Mimesis has almost the same meaning as mime but the concept of imitation in this case has wider connotations. Originally, Greek artists were the first to establish mimesis (imitation of nature) as a guiding principle for art, even as Greek philosophers debated the intellectual value of this approach. The repeated depiction of the nude human figure in Greek art reflects Greek humanism—a belief that 'Man is the measure of all things,' in the words of Greek philosopher Protagoras. Architecture is another Greek legacy that the West has inherited, as Greece established many of the structural elements, decorative motifs, and building types still used in architecture today. Aristotle in poetics, states that tragedy is an imitation of an action, but the uses the term comprehensively to refer to the construction of a play and what is put into it. We should use mimesis to mean representation, which relates to verisimilitude. The outstanding work in this topic is Eric Auerbach’s Mimesis (1957).


As a literary genre, the term signifies the attempt by one writer to rework the structure and theme of an earlier writer’s work recast a contemporary mood. The form is most prominent in verse, and the most notable examples date from the late Renaissance period, culminating in the wok of the Restoration and Augustan poets, who frequently wrote imitations of the famous classical poets, Juvenal and Horace being the most cultivated. By this means satire could be updated for instance but the framework of similarities to an age long past could be invoked for special effect. The from is distinct from a translation and allows considerably more poetic license.

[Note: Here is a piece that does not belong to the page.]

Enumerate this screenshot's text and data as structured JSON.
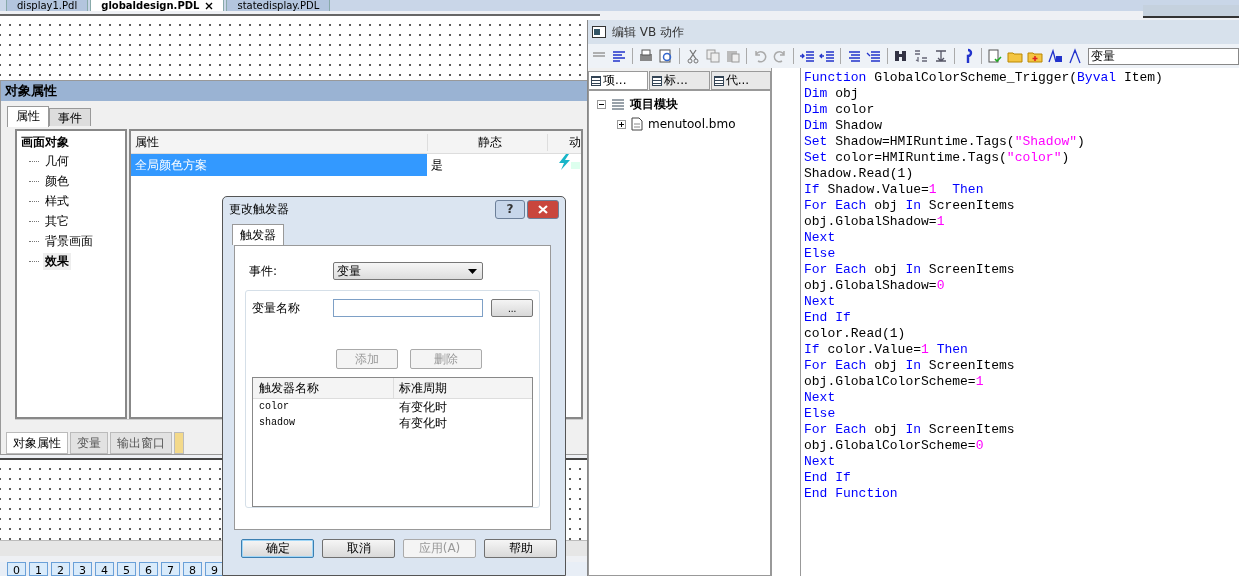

The Latin original (imitation) and its Greekcounterpart (mimesis) have a stricter intellectual connotation, referring to the whole of the representation of reality through the written word.

Literary theory during and after the romantic period regarded imitation is sense as a somewhat inferior practice, derivative lacking in originality. Prior to that and for many centuries it had been regarded as a wholly respectable practice. Aristotle advocated it, so did Cicero and Horace. The idea was that a writer should learn everything he could from the masters who were his predecessors. This point of view prevailed during the medieval and Renaissance periods and continued into the 17th century.